I still focus purposely on my partner and am feeling nervous in busy bars and cafes with women walking around in YOGA shorts or leggings (the norm in 2024/25) at eye height when seated....

However, I notice a difference. I can focus on my partner, see things from the corners of my eyes and yet very swiftly bring back focus to my partner. Even when I sometimes note ''movements'' I look and see it and have the clarity to not linger and double take and move back to what is the most important person in the room. My partner.

Since I have had more ''successful'' occasions together without the interruptions of staring at women or ruined by arguments about it. I've heard this from my partner too.
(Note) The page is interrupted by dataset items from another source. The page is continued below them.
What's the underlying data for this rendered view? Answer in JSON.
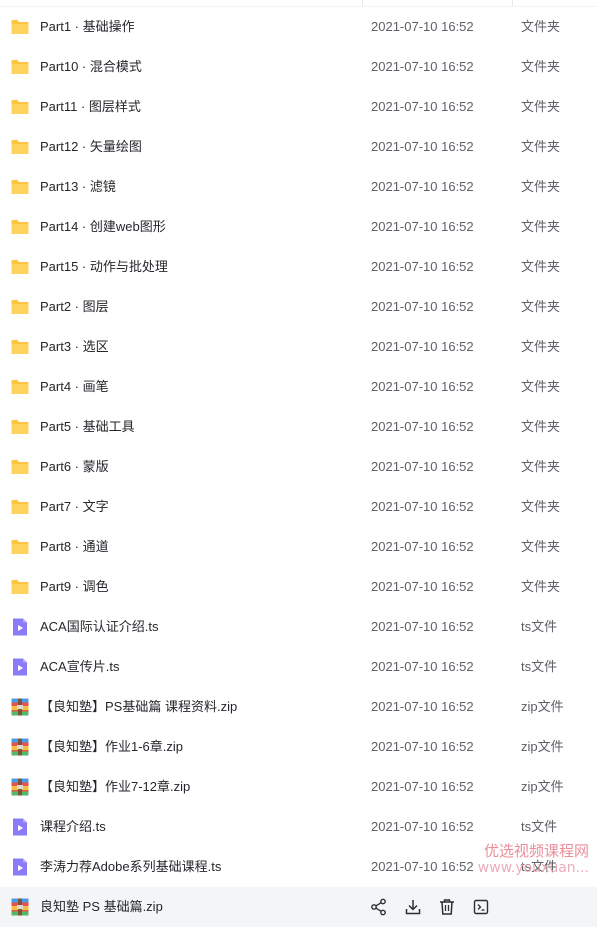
{
  "files": [
    {
      "name": "Part1 · 基础操作",
      "time": "2021-07-10 16:52",
      "type": "文件夹",
      "icon": "folder-icon"
    },
    {
      "name": "Part10 · 混合模式",
      "time": "2021-07-10 16:52",
      "type": "文件夹",
      "icon": "folder-icon"
    },
    {
      "name": "Part11 · 图层样式",
      "time": "2021-07-10 16:52",
      "type": "文件夹",
      "icon": "folder-icon"
    },
    {
      "name": "Part12 · 矢量绘图",
      "time": "2021-07-10 16:52",
      "type": "文件夹",
      "icon": "folder-icon"
    },
    {
      "name": "Part13 · 滤镜",
      "time": "2021-07-10 16:52",
      "type": "文件夹",
      "icon": "folder-icon"
    },
    {
      "name": "Part14 · 创建web图形",
      "time": "2021-07-10 16:52",
      "type": "文件夹",
      "icon": "folder-icon"
    },
    {
      "name": "Part15 · 动作与批处理",
      "time": "2021-07-10 16:52",
      "type": "文件夹",
      "icon": "folder-icon"
    },
    {
      "name": "Part2 · 图层",
      "time": "2021-07-10 16:52",
      "type": "文件夹",
      "icon": "folder-icon"
    },
    {
      "name": "Part3 · 选区",
      "time": "2021-07-10 16:52",
      "type": "文件夹",
      "icon": "folder-icon"
    },
    {
      "name": "Part4 · 画笔",
      "time": "2021-07-10 16:52",
      "type": "文件夹",
      "icon": "folder-icon"
    },
    {
      "name": "Part5 · 基础工具",
      "time": "2021-07-10 16:52",
      "type": "文件夹",
      "icon": "folder-icon"
    },
    {
      "name": "Part6 · 蒙版",
      "time": "2021-07-10 16:52",
      "type": "文件夹",
      "icon": "folder-icon"
    },
    {
      "name": "Part7 · 文字",
      "time": "2021-07-10 16:52",
      "type": "文件夹",
      "icon": "folder-icon"
    },
    {
      "name": "Part8 · 通道",
      "time": "2021-07-10 16:52",
      "type": "文件夹",
      "icon": "folder-icon"
    },
    {
      "name": "Part9 · 调色",
      "time": "2021-07-10 16:52",
      "type": "文件夹",
      "icon": "folder-icon"
    },
    {
      "name": "ACA国际认证介绍.ts",
      "time": "2021-07-10 16:52",
      "type": "ts文件",
      "icon": "video-file-icon"
    },
    {
      "name": "ACA宣传片.ts",
      "time": "2021-07-10 16:52",
      "type": "ts文件",
      "icon": "video-file-icon"
    },
    {
      "name": "【良知塾】PS基础篇 课程资料.zip",
      "time": "2021-07-10 16:52",
      "type": "zip文件",
      "icon": "zip-file-icon"
    },
    {
      "name": "【良知塾】作业1-6章.zip",
      "time": "2021-07-10 16:52",
      "type": "zip文件",
      "icon": "zip-file-icon"
    },
    {
      "name": "【良知塾】作业7-12章.zip",
      "time": "2021-07-10 16:52",
      "type": "zip文件",
      "icon": "zip-file-icon"
    },
    {
      "name": "课程介绍.ts",
      "time": "2021-07-10 16:52",
      "type": "ts文件",
      "icon": "video-file-icon"
    },
    {
      "name": "李涛力荐Adobe系列基础课程.ts",
      "time": "2021-07-10 16:52",
      "type": "ts文件",
      "icon": "video-file-icon"
    }
  ],
  "hovered_file": {
    "name": "良知塾 PS 基础篇.zip",
    "icon": "zip-file-icon",
    "actions": [
      "share-icon",
      "download-icon",
      "delete-icon",
      "more-icon"
    ]
  },
  "watermark": {
    "cn": "优选视频课程网",
    "url": "www.youxuan..."
  },
  "colors": {
    "folder": "#fcc63f",
    "video": "#8a7cf6",
    "hover_bg": "#f4f5f7"
  }
}
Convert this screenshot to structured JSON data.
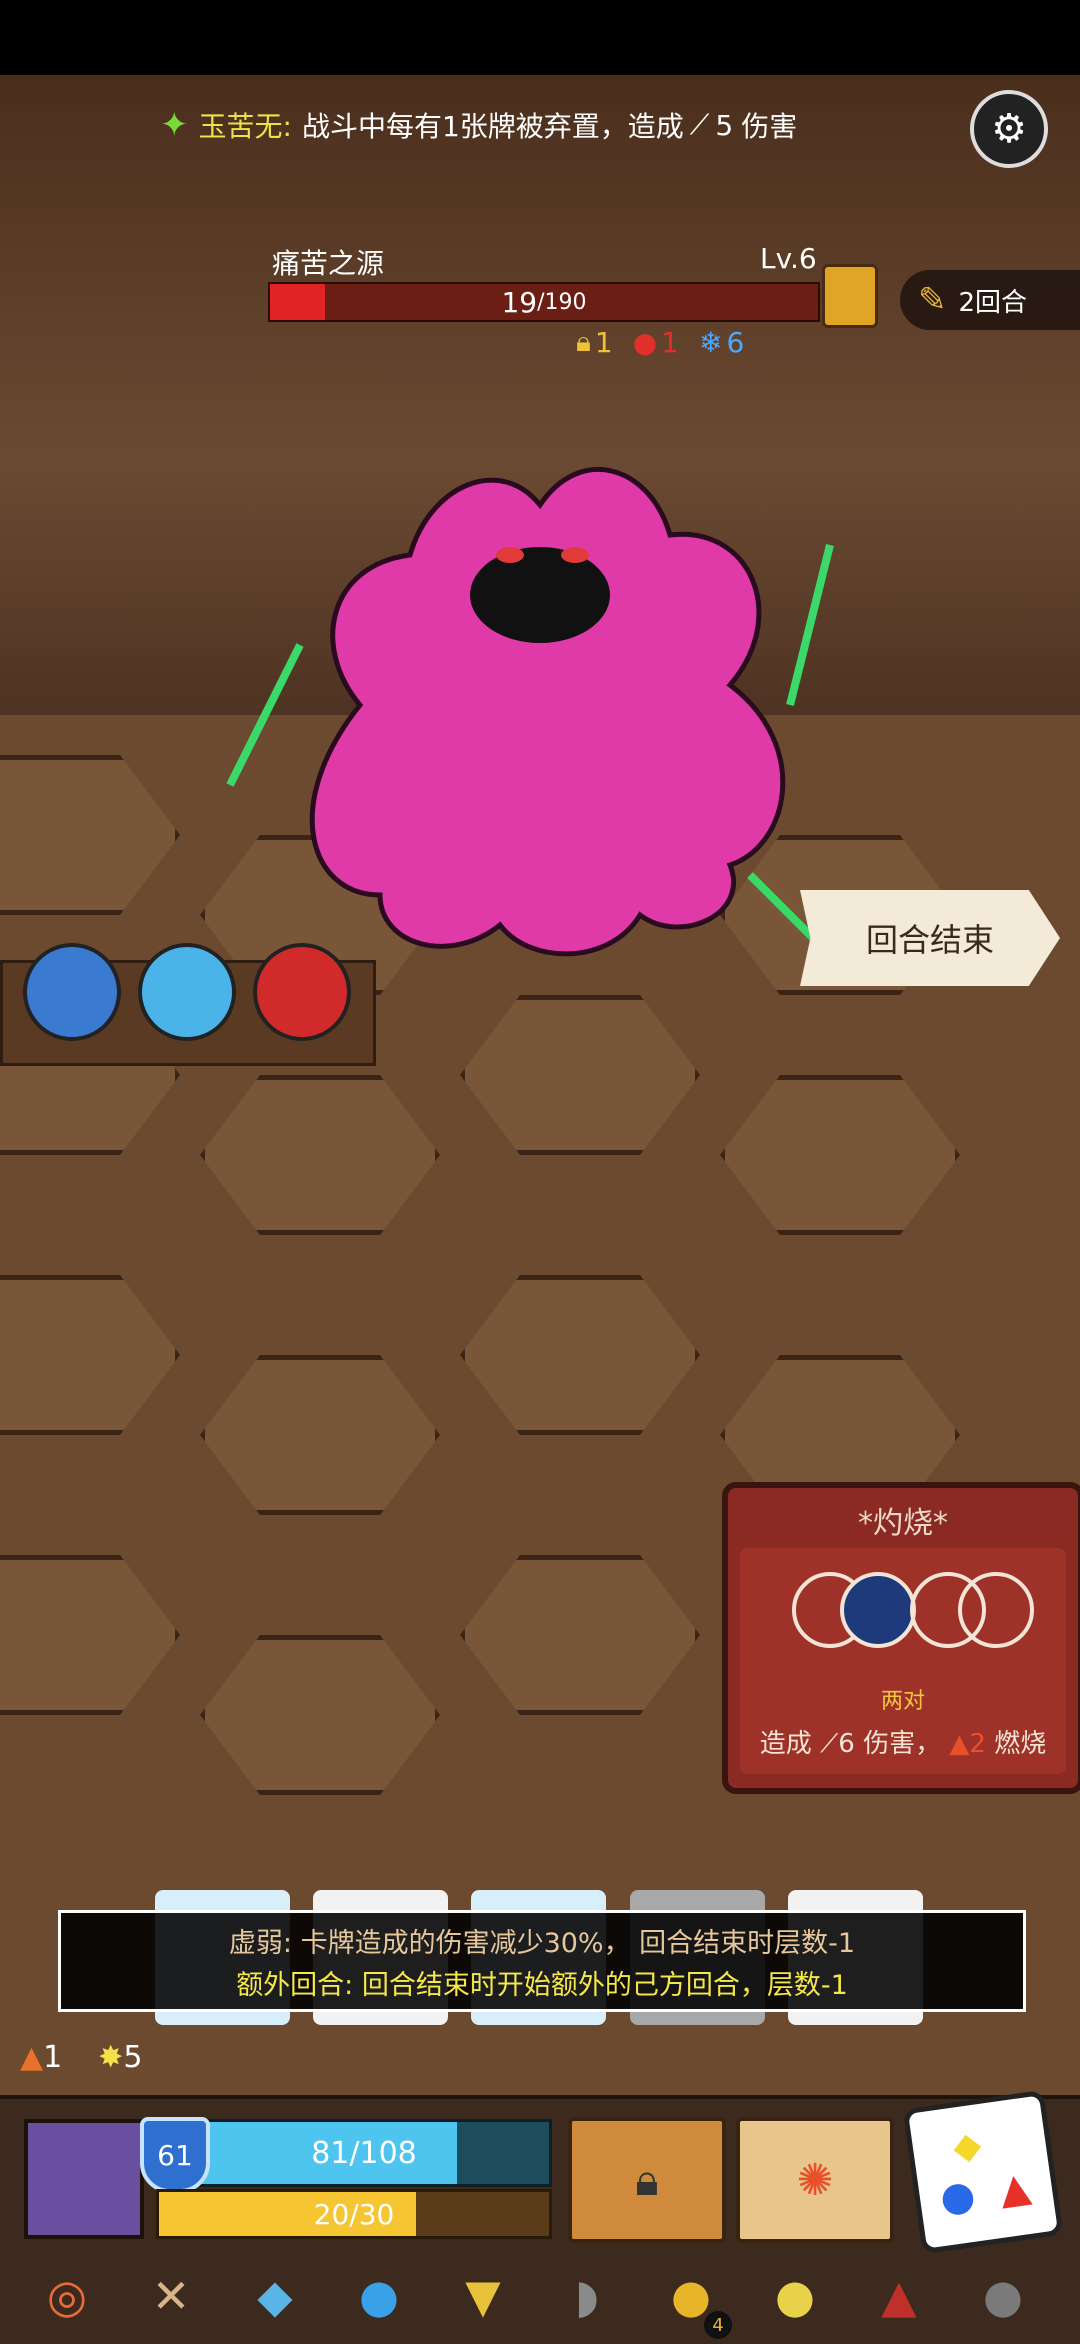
{
  "top_buff": {
    "icon": "bamboo-leaf-icon",
    "name": "玉苦无:",
    "text": "战斗中每有1张牌被弃置，造成",
    "damage": "5",
    "suffix": "伤害"
  },
  "boss": {
    "name": "痛苦之源",
    "level": "Lv.6",
    "hp_current": "19",
    "hp_max": "/190",
    "hp_fraction": 0.1,
    "status": [
      {
        "icon": "lock-icon",
        "value": "1",
        "color": "#f0c23a"
      },
      {
        "icon": "blood-drop-icon",
        "value": "1",
        "color": "#e0302a"
      },
      {
        "icon": "snowflake-icon",
        "value": "6",
        "color": "#4aa8ff"
      }
    ]
  },
  "round": {
    "label": "2回合"
  },
  "end_turn": {
    "label": "回合结束"
  },
  "burn_card": {
    "title": "*灼烧*",
    "pairs_label": "两对",
    "desc_prefix": "造成",
    "damage": "6",
    "desc_mid": "伤害，",
    "burn_value": "2",
    "burn_label": "燃烧"
  },
  "tooltip": {
    "line1": "虚弱: 卡牌造成的伤害减少30%， 回合结束时层数-1",
    "line2": "额外回合: 回合结束时开始额外的己方回合，层数-1"
  },
  "counters": [
    {
      "icon": "fire-icon",
      "value": "1",
      "color": "#e8702a"
    },
    {
      "icon": "star-burst-icon",
      "value": "5",
      "color": "#f5e04a"
    }
  ],
  "player": {
    "shield": "61",
    "hp": "81/108",
    "hp_fraction": 0.75,
    "energy": "20/30",
    "energy_fraction": 0.66
  },
  "relics": [
    {
      "name": "shield-ring-icon",
      "glyph": "◎",
      "color": "#e86a3a"
    },
    {
      "name": "horn-icon",
      "glyph": "✕",
      "color": "#d9b48a"
    },
    {
      "name": "ice-cube-icon",
      "glyph": "◆",
      "color": "#5ab4e8"
    },
    {
      "name": "water-drop-icon",
      "glyph": "●",
      "color": "#3aa0e8"
    },
    {
      "name": "amulet-icon",
      "glyph": "▼",
      "color": "#e8c23a"
    },
    {
      "name": "helmet-icon",
      "glyph": "◗",
      "color": "#8a8a8a"
    },
    {
      "name": "gold-pouch-icon",
      "glyph": "●",
      "color": "#e8b42a",
      "badge": "4"
    },
    {
      "name": "jar-icon",
      "glyph": "●",
      "color": "#e8d24a"
    },
    {
      "name": "red-hood-icon",
      "glyph": "▲",
      "color": "#c0302a"
    },
    {
      "name": "stone-icon",
      "glyph": "●",
      "color": "#7a7a7a"
    }
  ]
}
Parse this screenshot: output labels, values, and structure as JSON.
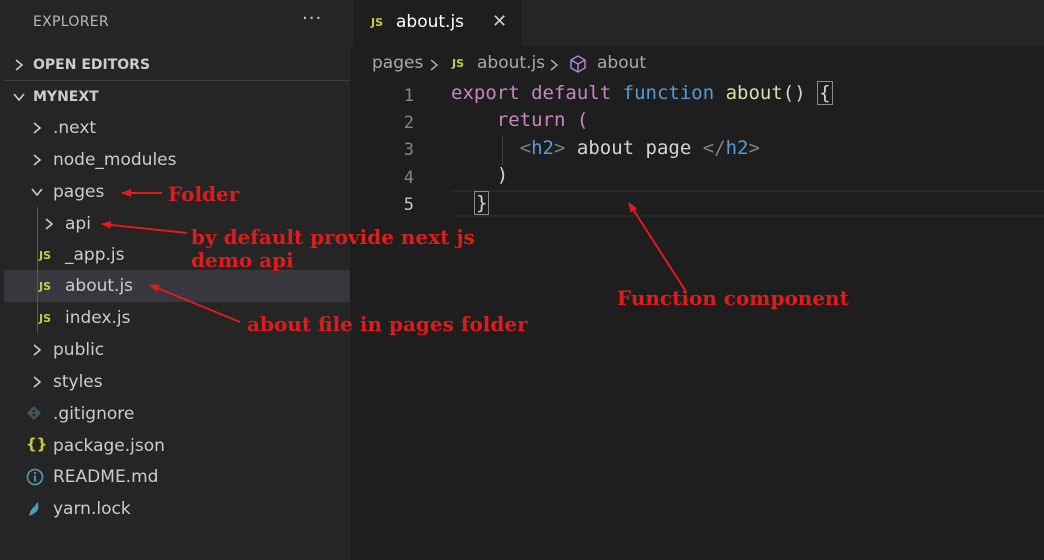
{
  "explorer": {
    "title": "EXPLORER",
    "more_label": "···",
    "open_editors_label": "OPEN EDITORS",
    "project_label": "MYNEXT",
    "tree": [
      {
        "label": ".next",
        "kind": "folder",
        "expanded": false
      },
      {
        "label": "node_modules",
        "kind": "folder",
        "expanded": false
      },
      {
        "label": "pages",
        "kind": "folder",
        "expanded": true
      },
      {
        "label": "api",
        "kind": "folder",
        "expanded": false
      },
      {
        "label": "_app.js",
        "kind": "js"
      },
      {
        "label": "about.js",
        "kind": "js",
        "selected": true
      },
      {
        "label": "index.js",
        "kind": "js"
      },
      {
        "label": "public",
        "kind": "folder",
        "expanded": false
      },
      {
        "label": "styles",
        "kind": "folder",
        "expanded": false
      },
      {
        "label": ".gitignore",
        "kind": "git"
      },
      {
        "label": "package.json",
        "kind": "json"
      },
      {
        "label": "README.md",
        "kind": "info"
      },
      {
        "label": "yarn.lock",
        "kind": "yarn"
      }
    ]
  },
  "icons": {
    "js_badge": "JS",
    "json_badge": "{}",
    "close": "✕"
  },
  "editor": {
    "tab_label": "about.js",
    "breadcrumb": {
      "folder": "pages",
      "file": "about.js",
      "symbol": "about"
    },
    "line_numbers": [
      "1",
      "2",
      "3",
      "4",
      "5"
    ],
    "code": {
      "l1": {
        "export": "export",
        "default": "default",
        "function": "function",
        "name": "about",
        "rest": "() "
      },
      "l1_brace": "{",
      "l2": "return (",
      "l3": {
        "open_lt": "<",
        "open_tag": "h2",
        "open_gt": ">",
        "text": " about page ",
        "close_lt": "</",
        "close_tag": "h2",
        "close_gt": ">"
      },
      "l4": ")",
      "l5": "}"
    }
  },
  "annotations": {
    "folder": "Folder",
    "api_line1": "by default provide next js",
    "api_line2": "demo api",
    "about_file": "about file in pages folder",
    "function_component": "Function component"
  },
  "colors": {
    "annotation": "#e01b1b",
    "js_badge": "#cbcb41",
    "keyword_purple": "#c586c0",
    "keyword_blue": "#569cd6",
    "function_name": "#dcdcaa"
  }
}
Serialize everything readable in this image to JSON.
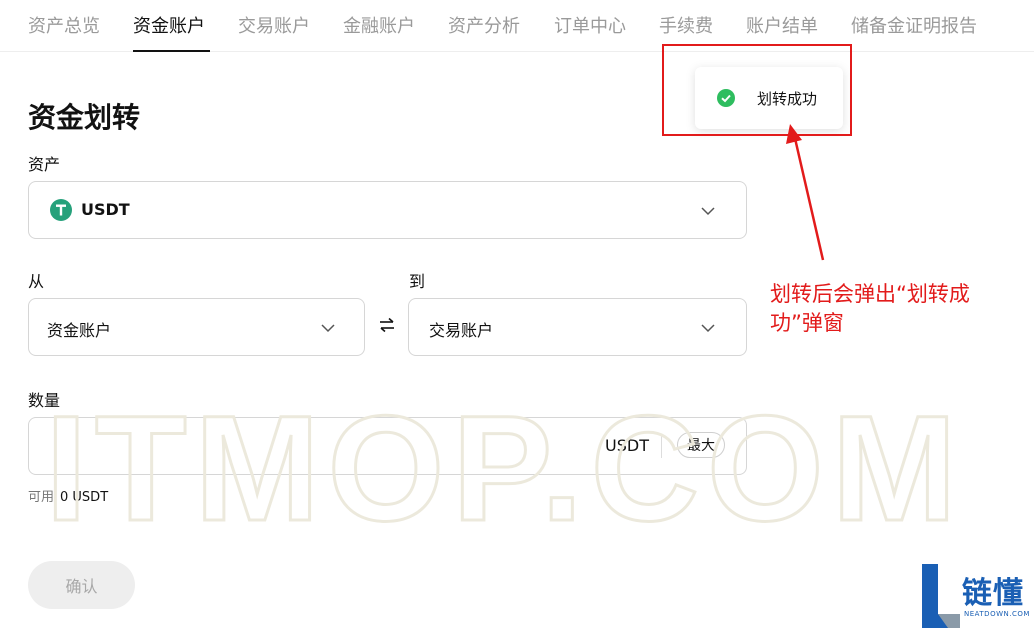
{
  "nav": {
    "tabs": [
      {
        "label": "资产总览",
        "active": false
      },
      {
        "label": "资金账户",
        "active": true
      },
      {
        "label": "交易账户",
        "active": false
      },
      {
        "label": "金融账户",
        "active": false
      },
      {
        "label": "资产分析",
        "active": false
      },
      {
        "label": "订单中心",
        "active": false
      },
      {
        "label": "手续费",
        "active": false
      },
      {
        "label": "账户结单",
        "active": false
      },
      {
        "label": "储备金证明报告",
        "active": false
      }
    ]
  },
  "transfer": {
    "title": "资金划转",
    "asset_label": "资产",
    "asset_value": "USDT",
    "asset_icon": "tether-icon",
    "from_label": "从",
    "from_value": "资金账户",
    "to_label": "到",
    "to_value": "交易账户",
    "swap_icon": "swap-arrows-icon",
    "amount_label": "数量",
    "amount_value": "",
    "amount_unit": "USDT",
    "max_label": "最大",
    "available_label": "可用",
    "available_value": "0 USDT",
    "confirm_label": "确认"
  },
  "toast": {
    "message": "划转成功",
    "icon": "check-circle-icon",
    "color": "#2ebd5f"
  },
  "annotation": {
    "text": "划转后会弹出“划转成功”弹窗",
    "color": "#e21b1b"
  },
  "watermark": {
    "text": "ITMOP.COM"
  },
  "brand": {
    "cn": "链懂",
    "en": "NEATDOWN.COM"
  }
}
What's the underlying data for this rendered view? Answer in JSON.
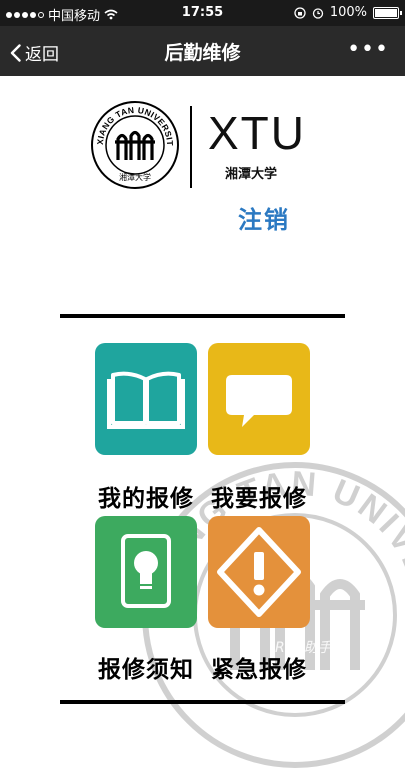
{
  "status": {
    "carrier": "中国移动",
    "time": "17:55",
    "battery": "100%",
    "battery_level": 1.0
  },
  "nav": {
    "back_label": "返回",
    "title": "后勤维修",
    "more": "•••"
  },
  "logo": {
    "seal_text": "XIANG TAN UNIVERSITY",
    "seal_bottom": "湘潭大学",
    "short": "XTU",
    "cn": "湘潭大学"
  },
  "logout_label": "注销",
  "tiles": [
    {
      "label": "我的报修",
      "color": "#1fa59e",
      "icon": "book-icon"
    },
    {
      "label": "我要报修",
      "color": "#e8b818",
      "icon": "speech-bubble-icon"
    },
    {
      "label": "报修须知",
      "color": "#3daa5f",
      "icon": "lightbulb-icon"
    },
    {
      "label": "紧急报修",
      "color": "#e4913b",
      "icon": "warning-icon"
    }
  ],
  "corner_mark": "RoN助手"
}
Having ADHD means we have to put more attention to particular things, more than NON- ADHD people might need to. For me this is one of those things where I will always have to work hard and kill bad habits and keep training my focus to my partner.

I am working on repairing the broken moments my partner and I shared, and where I can remember denying staring or gazing, admitting to it and restoring the truth in the matter.

 

Ichabod, like you and me, many men are naturally drawn to women and women to men Vice-Versa. There are many compatible and wonderful people on the world, all having likeable features. No wonder you're drawn to more than one desirable woman than your partner. You're probably not catching onto a woman that you don't desire nor men or whatever object (Cars, bikes you name it). 

in my understanding, the issue of distraction is not about the object. it's about the distraction itself, the priority in the situation. You and I are tasked to work smarter on this than others.

I hope to you and your wife(and all the other people struggling with ADHD in their relationship) find a way to support and motivate each other to keep on working this

For all those readers who will end up here and have searched on this topic because you're struggling with this issue in your relationship too. Both sides of the ADHD affected marriage/relationship.

Be kind to yourself. You're looking up ways to fix this issue and that means you are recognizing the problem to start with. You have an opportunity to work this out. Talk to your spouse about what you read here (if they are willing to). I hope you can draw strength in your journey towards a way out of this symptom causing major issues and dysregulation for both parties in many relationships across the globe.

ADHD is no weapon, nor an excuse for bad behavior for the ADHD partner. simultaneously, recognizing your spouse's struggles dealing with ADHD (and it's symptoms) I believe is equally as important to keep in mind and champion your spouse to a better way of coping with ADHD.

You are on the right track.  Where there is a will - there is a way!